Since COVID-19, the district instituted a hiring freeze. Next week, the PPS school board will begin its budget process for next year – board chair Amy Kohnstamm said the district is looking at a more than $50 million cut to funding.

“It’s really devastating to think we won’t be able to act on those plans to support our students,” said Kohnstamm.

One revenue bright spot? Cannabis taxes. Economists expect those will come in $9 million higher in the current budget.

As with all such forecasts, McMullen said Wednesday’s report comes with caveats.

“We know for sure that it will be off, and the forecast will be off quite a bit,” he said, adding: “It’s just as likely that those errors will be on the high side as it is on the low side.”

While COVID-related economic reductions have been unprecedented in their swiftness and severity, McMullen and another state economist, Josh Lehner, both predicted a relatively quick partial correction as the economy begins to open back up.
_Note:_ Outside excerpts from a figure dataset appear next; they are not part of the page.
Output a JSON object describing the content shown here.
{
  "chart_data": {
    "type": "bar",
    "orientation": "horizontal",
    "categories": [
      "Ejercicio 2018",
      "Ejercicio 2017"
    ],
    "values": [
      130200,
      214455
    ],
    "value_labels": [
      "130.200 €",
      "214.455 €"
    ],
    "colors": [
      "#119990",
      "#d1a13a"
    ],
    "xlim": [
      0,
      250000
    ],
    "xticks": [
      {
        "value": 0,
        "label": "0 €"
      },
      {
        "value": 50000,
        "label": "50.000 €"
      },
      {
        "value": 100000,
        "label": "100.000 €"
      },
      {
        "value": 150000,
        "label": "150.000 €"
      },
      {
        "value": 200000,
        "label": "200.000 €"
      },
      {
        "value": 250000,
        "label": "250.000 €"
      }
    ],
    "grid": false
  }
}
They expected that would be followed by a far slower years-long recovery until the state eventually got back to its pre-recession baseline.

A key question for the economy, Lehner said, is how much permanent damage is done before things improve. In particular, Lehner said, business closures could lead to longer ramifications.
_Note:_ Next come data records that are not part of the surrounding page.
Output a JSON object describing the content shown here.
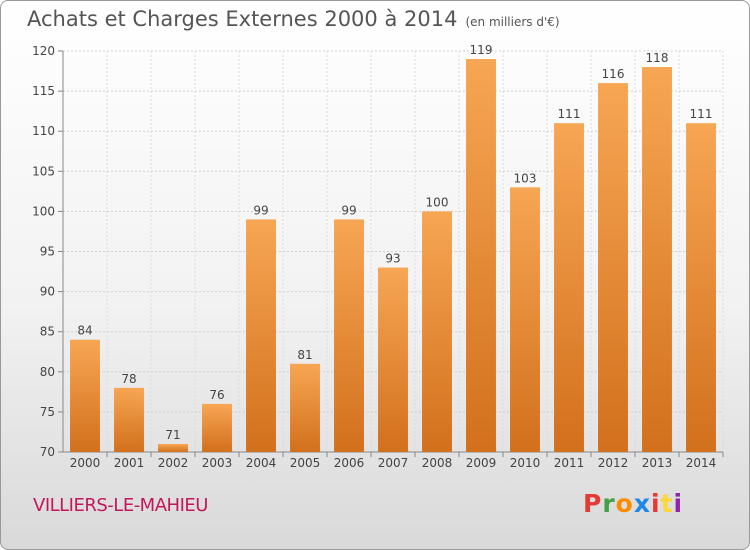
{
  "header": {
    "title": "Achats et Charges Externes 2000 à 2014",
    "subtitle": "(en milliers d'€)"
  },
  "footer": {
    "commune": "VILLIERS-LE-MAHIEU",
    "brand": "Proxiti"
  },
  "colors": {
    "bar_top": "#f7a654",
    "bar_bottom": "#d2701c",
    "commune_text": "#c2185b",
    "text": "#555555"
  },
  "chart_data": {
    "type": "bar",
    "categories": [
      "2000",
      "2001",
      "2002",
      "2003",
      "2004",
      "2005",
      "2006",
      "2007",
      "2008",
      "2009",
      "2010",
      "2011",
      "2012",
      "2013",
      "2014"
    ],
    "values": [
      84,
      78,
      71,
      76,
      99,
      81,
      99,
      93,
      100,
      119,
      103,
      111,
      116,
      118,
      111
    ],
    "ylim": [
      70,
      120
    ],
    "yticks": [
      70,
      75,
      80,
      85,
      90,
      95,
      100,
      105,
      110,
      115,
      120
    ],
    "grid": true,
    "data_labels": true
  }
}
“It’s one thing to see massive dislocations in the labor market,” Lehner said. “It’s going to be something entirely different if there aren’t firms to hire back workers on the other side.”

State economists predicted Oregon’s unemployment rate would pass 22% this quarter and remain in double digits for some time. That’s a stark contrast from the record-low unemployment the state experienced earlier this year.

“We’re expecting a four to five-year cycle where, if you look out to mid-2024 is when Oregon will have regained all of its lost jobs,” Lehner said.

Industries likely to see the largest long-term impact from the recession include retail, manufacturing and construction.

What happens next isn’t entirely clear. The governor has said she would call the Legislature into special session to begin to grapple with the budget at some point after Wednesday’s forecast, but a date for that session has not been set.

Lawmakers and others were quick to respond to the forecast, offering their own expectations for coming weeks.

“The state must take reasonable actions to bring the budget in line with declining revenues,” Rep. Christine Drazan, the House Republican leader, said in a statement. “The best approach going forward is for the legislature to do all we can to support a full economic recovery for hardworking Oregon families across this state, who were disproportionately harmed by the governor’s executive shutdown orders.”

Drazan’s counterpart in the Senate, Sen. Fred Girod, blamed the bleak budget picture on Brown keeping portions of the state economy shuttered.

“Governor Brown’s insistence to keep Oregon’s economy shutdown despite flattening the curve weeks ago, has cost Oregon billions of dollars of revenue, impacting generations to come,” he said in a statement. “This revenue loss could have been mitigated if the governor had been a leader and opened our state weeks ago.”

Democrats meanwhile, showed more optimism — none more so than Senate President Peter Courtney.

“The Governor and the Legislature have been preparing for this,” Courtney said. “We have the nerve, the moxie, to get through this.”

Elizabeth Miller and Kate Davidson contributed to this story.